|Reviews for The Unwilling Participant|
| Guest chapter 6 . 2/1
Ok, it's your first fic so problems are understandable. Overall I'd say it is excellent with one exception. The attempts to add emotion are so incredibly ham-fisted that it's becoming difficult to continue reading. Hopefully that will only continue in small doses because if I have to continue reading about how the twins and Bill have suddenly, even magically, become Harry's brothers I will give up on this. If the emotional part of your writing were no so incredibly clumsy and nauseating I would rank this as on of the best first time fics I have read.
| Guest chapter 4 . 2/1
Harry is emo enough as it is in canon. Why do so many fic authors feel driven to show how stupidly emo they can make him?
| thebetawholived chapter 19 . 1/23
The image of Harry sitting on the beach sipping mai-tais is vivid . . . and effective.
But talk about your deux ex machina sort of moment! I hope the author can take time from his job, his classes, and his self described almost-life to write an epilog.
Fun story and thanks for sharing.
| thebetawholived chapter 18 . 1/23
Harry is remarkably gentle in the confrontation at the end of this chapter: consistent with the Harry in the story, and unlike Harry in almost any other story I've read.
I'm enjoying this!
| thebetawholived chapter 6 . 1/22
Unusual scene on the train - I have the feeling that it was a major, pivotal moment in the story. Vivid and well-written!
| animal lover13 chapter 19 . 1/4
I love what you have written so far. I know it's been a while since you last. Updated, but. I hope you're able to soon. (It has been 2 years).
| Hammy86 chapter 12 . 1/2
| V-rcingetorix chapter 19 . 1/2
So her'es my two bits. Yes, a bit rushed, but your notes seem to indicate future updates. Since the last update was almost a year ago to the date, I assume your other writing projects (no author has a life, that's why they're called no-lifers!) have taken up a lot of time.

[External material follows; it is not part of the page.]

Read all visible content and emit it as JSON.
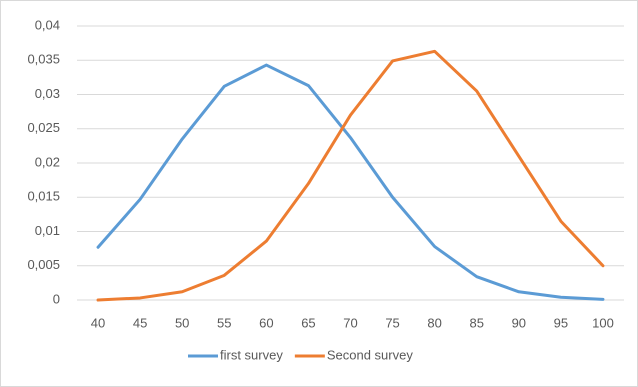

Suggestions ... not too many. There's barely any Luna involved, or Sorcerer powers mentioned in the end here. You spent 19 chapters building up the Powerful Harry idea, but didn't really use him in the end ... why? Also, Dumbledore's plans were kinda explained once (although foreshadowed beautifully!), then never mentioned again. Continuity is the problem, but primarily just in the latter end, approximately the final 3 paragraphs.
Thanks for the authors notes. I look forward to the updated ending, someday :)
| grvest chapter 19 . 12/31/2015
This was really good I have read everything you have up on your coming out on top story and thats very good too. Though all things considered I think I liked this better in premise than coming out on top though this does definitely have a rushed feeling to it like others have already pointed out to you though that seems to be more the last half or so especially in the fact that you do seem to have an off the rocker dumbledore that just keeps getting put off which with the open ending it makes more sense because now he has dumbledore to deal with when u come back and add on later along with some other loose ends you've left open besides dumbledore. This is a great story but it honestly feels like the first half of one like you've really built up what harry has done but in some parts it feels more like a summary than a story that you've put a anticlimactic patch at the end. Once again it's very good and I eagerly await your continuation.
| dgpolo chapter 19 . 12/26/2015
Well, this was quite a good story up to the last chapter. And in spite of what you say you are working on, I see no other story of yours that even begins to be as good as the beginning of this one.
| ToastyTamLin chapter 19 . 12/19/2015
I just wanted to say that if you're going to rush an ending, then finishing off Voldie with a pissed-off gaggle of eldritch abominations is a pretty awesome way to do it!
| scout360pyro chapter 19 . 12/17/2015
Very impressive, if a bit short story.
| one.who.reads chapter 19 . 11/29/2015
Yep, this needs an epilogue. I like how your Chekhov's gun was apparently welded by Vash the Stampede.
| Beloved Daughter chapter 19 . 11/29/2015
Brilliant story. I enjoyed reading every moment of it. Thanks for writing and posting.
Some people might say the ending feels a bit rushed. I prefer to think of it as having a lot of potential! Even if you never get around to posting the promised epilogues, I'm a big enough girl that I can handle it. :D If nothing else, it's an opportunity to use my own creativity to imagine what happens next.
| IamBurden chapter 19 . 11/28/2015
Plz cont8nue this! I wanna see the fallout, what happen to the wizarding world now that it is left without leadership, excluding Albus, how harry leaving would affect them, ron and hermoine getting their comeuppance, I really wanna see that by the way, something like hermoine and ron being ostracize by everyone. I wanna see more fluff between Luna and Harry. Plz continue!